When the Nurse Is a Bully


It was the end of my shift, and I listened as one of my co-workers was being hassled over the phone for the second time that day. The computer wouldn’t release a patient record, and a nurse in another department was blaming her.
“Why are nurses so mean to each other?” I blurted out.
“Well yeah,” my co-worker said, “It’s that whole ‘Nurses eat their young’ thing.”
Nurses eat their young. The expression is standard lore among nurses, and it means bullying, harassment, whatever you want to call it. It’s that harsh, sometimes abusive treatment of new nurses that is entrenched on some hospital floors and schools of nursing. It’s the dirty little secret of nursing, and it needs to be publicly acknowledged, and just as publicly discussed, because it’s keeping us down.

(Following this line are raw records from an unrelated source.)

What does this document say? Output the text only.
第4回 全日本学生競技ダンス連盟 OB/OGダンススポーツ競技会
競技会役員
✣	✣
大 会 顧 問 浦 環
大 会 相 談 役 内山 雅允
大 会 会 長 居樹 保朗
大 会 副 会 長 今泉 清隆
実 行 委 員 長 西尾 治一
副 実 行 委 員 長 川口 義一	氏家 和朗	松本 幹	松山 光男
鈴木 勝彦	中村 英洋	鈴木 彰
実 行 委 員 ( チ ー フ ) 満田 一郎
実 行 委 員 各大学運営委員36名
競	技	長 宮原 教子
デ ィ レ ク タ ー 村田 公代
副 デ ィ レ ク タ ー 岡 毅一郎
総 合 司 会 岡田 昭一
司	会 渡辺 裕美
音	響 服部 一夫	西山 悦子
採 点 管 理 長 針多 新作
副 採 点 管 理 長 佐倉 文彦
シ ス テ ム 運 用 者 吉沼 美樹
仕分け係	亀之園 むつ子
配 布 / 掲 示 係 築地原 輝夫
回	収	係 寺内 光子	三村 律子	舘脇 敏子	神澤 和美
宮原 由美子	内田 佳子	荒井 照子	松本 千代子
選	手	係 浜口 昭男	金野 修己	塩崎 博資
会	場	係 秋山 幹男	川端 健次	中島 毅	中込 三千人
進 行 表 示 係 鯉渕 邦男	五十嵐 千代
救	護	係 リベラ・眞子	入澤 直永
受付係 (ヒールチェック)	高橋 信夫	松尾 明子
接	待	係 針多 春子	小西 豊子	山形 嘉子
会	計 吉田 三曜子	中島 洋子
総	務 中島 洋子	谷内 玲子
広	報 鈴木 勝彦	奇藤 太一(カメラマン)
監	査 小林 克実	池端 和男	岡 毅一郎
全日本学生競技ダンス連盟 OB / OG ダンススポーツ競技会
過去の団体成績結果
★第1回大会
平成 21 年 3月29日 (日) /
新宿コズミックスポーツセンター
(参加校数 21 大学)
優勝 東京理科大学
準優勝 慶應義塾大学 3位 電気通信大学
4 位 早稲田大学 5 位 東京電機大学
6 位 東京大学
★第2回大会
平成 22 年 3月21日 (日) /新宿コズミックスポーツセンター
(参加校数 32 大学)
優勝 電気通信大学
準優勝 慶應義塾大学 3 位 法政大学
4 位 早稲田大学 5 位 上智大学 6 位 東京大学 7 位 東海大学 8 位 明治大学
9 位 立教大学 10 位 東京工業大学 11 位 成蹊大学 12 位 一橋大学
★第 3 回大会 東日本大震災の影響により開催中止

The phrase was on my mind that shift, because earlier in the day, a nursing student on the floor had told me about the time she had to make an emergency room visit because of kidney stones, which made her late with a class assignment. Despite a doctor’s note, her nursing instructor didn’t accept the excuse, telling her, “You need to make better life choices.”

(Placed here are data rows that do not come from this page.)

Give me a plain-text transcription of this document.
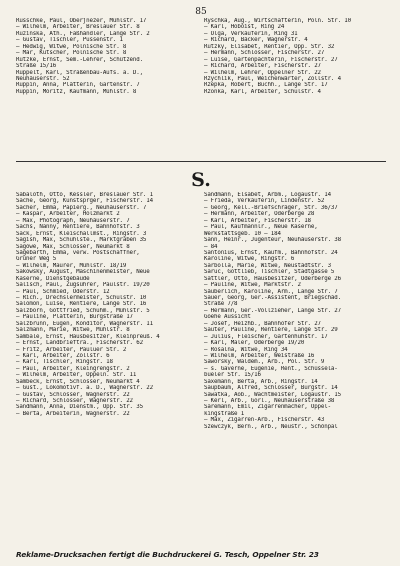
85
Russchke, Paul, Oberjnezer, Mühlstr. 17
— Wilhelm, Arbeiter, Breslauer Str. 8
Ruzinska, Ath., Faßhändler, Lange Str. 2
— Gustav, Tischler, Pussenstr. 1
— Hedwig, Witwe, Polnische Str. 8
— Mar, Kutscher, Polnische Str. 8
Rutzke, Ernst, Sem.-Lehrer, Schützend.
Straße 15/16
Ruppelt, Karl, Straßenbau-Aufs. a. D.,
Neuhäuserstr. 52
Ruppin, Anna, Plätterin, Gartenstr. 7
Ruppin, Moritz, Kaufmann, Mühlstr. 8
Ryschka, Aug., Wirtschafterin, Poln. Str. 10
— Karl, Hoboist, Ring 24
— Olga, Verkäuferin, Ring 31
— Richard, Bäcker, Wagnerstr. 4
Rutzky, Elisabet, Rentier, Opp. Str. 32
— Hermann, Schlosser, Fischerstr. 27
— Luise, Gartenpächterin, Fischerstr. 27
— Richard, Arbeiter, Fischerstr. 27
— Wilhelm, Lehrer, Oppelner Str. 22
Rzychlik, Paul, Weichenwärter, Zollstr. 4
Rzepka, Robert, Buchh., Lange Str. 17
Rzonka, Karl, Arbeiter, Schulstr. 4
S.
Sabaloth, Otto, Kessler, Breslauer Str. 1
Sache, Georg, Kunstsprger, Fischerstr. 14
Sacher, Emma, Papierg., Neuhäuserstr. 7
— Kaspar, Arbeiter, Holzmarkt 2
— Max, Photograph, Neuhäuserstr. 7
Sachs, Nanny, Rentiere, Bahnhofstr. 3
Sack, Ernst, Kleischallmst., Ringstr. 3
Sagish, Max, Schuhlste., Marktgraben 35
Sagowe, Max, Schlosser, Neumarkt 8
Sägebarth, Emma, verw. Postschaffner,
Grüner Weg 5
— Wilhelm, Maurer, Mühlstr. 18/19
Sakowsky, August, Maschinenmeister, Neue
Kaserne, Dienstgebäude
Salisch, Paul, Zugsührer, Paulstr. 19/20
— Paul, Schmied, Oderstr. 12
— Rich., Drechslermeister, Schulstr. 10
Salomon, Luise, Rentiere, Lange Str. 16
Salzborn, Gottfried, Schuhm., Mühlstr. 5
— Pauline, Plätterin, Burgstraße 17
Salzbrunn, Eugen, Konditor, Wagnerstr. 11
Salzmann, Marie, Witwe, Mühlstr. 8
Sambale, Ernst, Hausbesitzer, Kleinpreuß. 4
— Ernst, Landbriefträ., Fischerstr. 62
— Fritz, Arbeiter, Pauluer Str. 2
— Karl, Arbeiter, Zollstr. 6
— Karl, Tischler, Ringstr. 18
— Paul, Arbeiter, Kleingrengstr. 2
— Wilhelm, Arbeiter, Oppeln. Str. 11
Sambeck, Ernst, Schlosser, Neumarkt 4
— Gust., Lokomotivf. a. D., Wagnerstr. 22
— Gustav, Schlosser, Wagnerstr. 22
— Richard, Schlosser, Wagnerstr. 22
Sandmann, Anna, Dienstm., Opp. Str. 35
— Berta, Arbeiterin, Wagnerstr. 22
Sandmann, Elsabet, Arbm., Logaustr. 14
— Frieda, Verkäuferin, Lindenstr. 52
— Georg, Kell.-Briefschräger, Str. 36/37
— Hermann, Arbeiter, Oderberge 28
— Karl, Arbeiter, Fischerstr. 18
— Paul, Kaufmannlr., Neue Kaserne,
Werkstattsgeb. 10 — 184
Sann, Heinr., Jugenteur, Neuhäuserstr. 38
— 84
Santonius, Ernst, Kaufm., Bahnhofstr. 24
Karoline, Witwe, Ringstr. 6
Sarbolla, Marie, Witwe, Neustädtstr. 3
Saruc, Gottlieb, Tischler, Stadtgasse 5
Sattler, Otto, Hausbesitzer, Oderberge 26
— Pauline, Witwe, Marktstr. 2
Säuberlich, Karoline, Arm., Lange Str. 7
Sauer, Georg, Ger.-Assistent, Briegschäd.
Straße 7/8
— Hermann, Ger.-Vollzieher, Lange Str. 27
Goehe Aussicht
— Josef, Heizhb., Bahnhofer Str. 27
Sauter, Pauline, Rentiere, Lange Str. 29
— Julius, Fleischer, Gartenhuhstr. 17
— Karl, Maler, Oderberge 19/20
— Rosalna, Witwe, Ring 34
— Wilhelm, Arbeiter, Weistraße 16
Saworsky, Waldem., Arb., Pol. Str. 9
— s. Gaverne, Eugenie, Rent., Schüssela-
bueler Str. 15/16
Saxemann, Berta, Arb., Ringstr. 14
Saupbaum, Alfred, Schlosser, Burgstr. 14
Sawatka, Aob., Wachtmeister, Logaustr. 15
— Kerl, Arb., Gorl., Neuhäuserstraße 38
Saremann, Emil, Zigarrenmacher, Oppel-
kingstraße 1
— Max, Zigarren-Arb., Fischerstr. 43
Szewczyk, Bern., Arb., Neustr., Schönpal
Reklame-Drucksachen fertigt die Buchdruckerei G. Tesch, Oppelner Str. 23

I’ve heard similar stories coast to coast, and I’ve experienced hostile treatment myself. In my first nursing job, some of the more senior nurses on the floor lied about work I had or hadn’t done, refused to help me at times when I really needed it, and corrected my inevitable mistakes loudly and whenever possible, in public. By the time I left, I felt like I had a huge bull’s-eye on my back, and once I became a target, it was difficult to be an effective nurse.
The Seattle nurse and consultant Kathleen Bartholomew explores the back-stabbing, intimidation and sabotage that are all too common on some nursing floors in her book “Ending Nurse-to-Nurse Hostility: Why Nurses Eat Their Young’’ (HCPro, 2006).  Ms. Bartholomew notes that because nursing “has its fundamental roots in caring,” it’s often hard for nurses to admit that they could be hurting one another. But studies show that 60 percent of new nurses [pdf] leave their first position within six months because of some form of verbal abuse or harsh treatment from a colleague.
The nurses in my present job treat one another with respect and compassion, and I couldn’t get through my shifts without their support. But in my hospital and in others where I’ve worked, I have seen a petty meanness in how some nurses interact with one another, and with other hospital staff members.
The technical term for such behavior is “horizontal violence.” We all know that nurse. It’s the one who picks a fight with an I.C.U. nurse in front of a patient who, frightened and suddenly struggling to breathe, is on his way to intensive care. It’s the nurse who insists on calling repeatedly to ask why you haven’t done something — given a drug, started a transfusion — a task that, for a number of valid reasons, you haven’t been able to complete. It’s the nurse who boasts about giving a hard time to the interns — the doctors in training — and makes clear how enjoyable it was to pick on them.
Are most nurses like this? Of course not. But it’s a common enough problem that a search in Google or the medical journal database PubMed will turn up academic studies on the phrases “nurses eat their young,” “bullying in nursing,”  and “nursing and horizontal violence.”
Floor nursing is a hard job, in part because shifts are so unpredictable. Stable patients can become unstable in the blink of an eye. The portable phones we carry ring constantly and insistently. The timing of tests, procedures and scans is rarely coordinated with other aspects of care. And a staff absence requires the nurses on the floor to pick up the slack by taking extra patients.
Doctors, I have to admit, can also be rude. Phrases like, “Why are you calling me?” “We’ll get to it when we get to it,” and “That’s not important” are undermining and disheartening because they shut down doctor-nurse communication. I don’t hear such phrases often at work, but I have heard them, and they make coordinating patient care difficult.
Spending our shifts feeling pulled in an impossible number of directions, day after day after day, can in the end be too much. A lot of nurses find a way to regroup and stay, while some burn out and quit. But a few nurses will, like cornered animals, bare their teeth and fight back.
The problem is that they don’t fight back against the people who put them in the corner. These overwhelmed and angry nurses take their frustration out on the rest of us stuck in the corner with them, or on anyone — like interns — they perceive as being less powerful than they are.
The nurse researchers Cheryl Woelfle and Ruth McCaffrey speculate on why nurses attack their own in their article “Nurse on Nurse.” “Nurses often lack autonomy, accountability and control over their profession,” they write. “This can often result in displaced and self-destructive aggression within the oppressed group.”
A big problem with remedying nurse-on-nurse hostility is that although it happens, nurses don’t like to talk about it openly.
“It is embarrassing and so remotely removed from our idea of the perfect nurse that we shudder to think it may be true,’’ writes Ms. Bartholomew. “There is an unspoken fear, warranted or not, that acknowledging the problem will make it worse.’’
Ms. Bartholomew argues that the best antidote is open discussion, and I agree. A majority of nurses do not bully on the job, and that majority needs to set a new tone. We have to come out of the corner, stop allowing our co-workers to tear at one another’s flesh and instead speak up. We obviously have a lot on our minds.